Monday, May 21, 2012

ST19XL18P - K5F0A Teardown

4 Metal, 350 nanometer fabrication process, EAL4+ smart card.  A device fabricated in 2002 and yet, today the latest ST19W/N series only main differences are the ROM data bus output width into the decrypt block and the fabrication process (180nm and 150nm shrink).

Figure 1:  Logo of the ST19XL18 die coded K5F0A.  Notice active shielding presence.

The device was dipped into a HydroFluoric (HF) bath until the active shielding fell off.  The result of this saved about 10 minutes of polishing to remove the surface oxide and Metal 4 (M4).  This also helps begin the polishing process on the lower layers fairly evenly.

Figure 2:  Active shield is removed.  Device needs polishing now.

The oxide thickness of a layer once the passivation oxide is removed requires less than 2 minutes per layer to remove.  We purposely stop just before the Metal 3 (M3) surface is exposed leaving the vias visibly clear (there are several gates tied to the ground of the mesh on Metal 4 (M4) as well as the active shield's begin and end vias.

Figure 3:  Metal 3 (M3) polish until only a thin layer of oxide remains.

The device was very modularly placed n' routed.  The picture below is not 100% to scale but more less highlights the various blocks present.  The MAP consists of asymmetric and symmetric crypto functions (DES, RSA, etc).

Figure 4:  M3 with comments drawn into place.

The EEPROM control logic is actually in the lower left corner of the EEPROM block.  When drawing on the picture, highlighting that area was forgotten ;).

Figure 5:  M2 layer

As Metal 3 (M3) was removed exposing the M2 layer, the device is beginning to not look so complicated.

Figure 6:  M1 layer

Metal 1 (M1) shows us all the transistors.  We did not polish down to the poly.  Most of the gates are understandable without it for the purposes of finding the clear data bus.

Figure 7:  Small memory area located behind EEPROM block.

Figure 8:  Second small memory area located behind the EEPROM block.

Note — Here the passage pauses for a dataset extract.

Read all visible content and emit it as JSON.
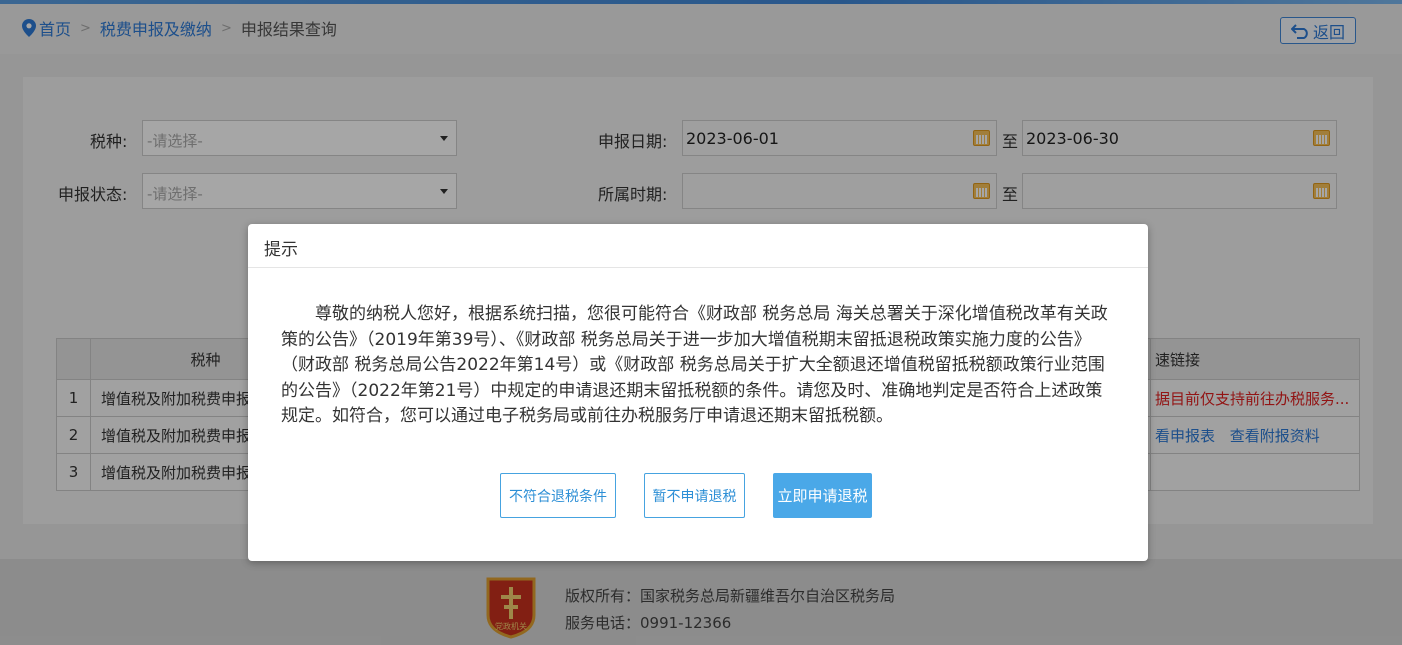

Most likely, these NVM areas in Figure 7 & 8 are trimming or security violation related.  No further investigation is planned on these areas (it isn't necessary).

 Figure 9:  Clear ROM drivers feeding the 'clear' data bus highlighted on each of the 3 layers.

Strangely enough, it is now understandable why ST cannot achieve high performance on the ST19 platform.  Each logic area with access to the clear data bus runs via a high-output driver that is tri-stated (hi-z) when not driven.  This means that all drivers are OR-tied and only one set of 8 drivers are ever active at a time.  This is a very large and cumbersome way of creating a MUX.

As time permits, the ST19W and ST19N series will be looked at.  It is expected to again find this kind of pattern.  Overall, finding the clear data bus took 1.5 hours once the images were created.  Most of the 1.5 hours was the alignment of the layers.


  1. How could the MUX be created different then Tri-stating and orring the outputs? How does that limit the performance?

  2. You can make an 8:1 mux by cascading three levels of 2:1 muxes (seven muxes in total) and then (if necessary) putting a high-output driver on the last stage. This means you only need one high-drive buffer instead of eight.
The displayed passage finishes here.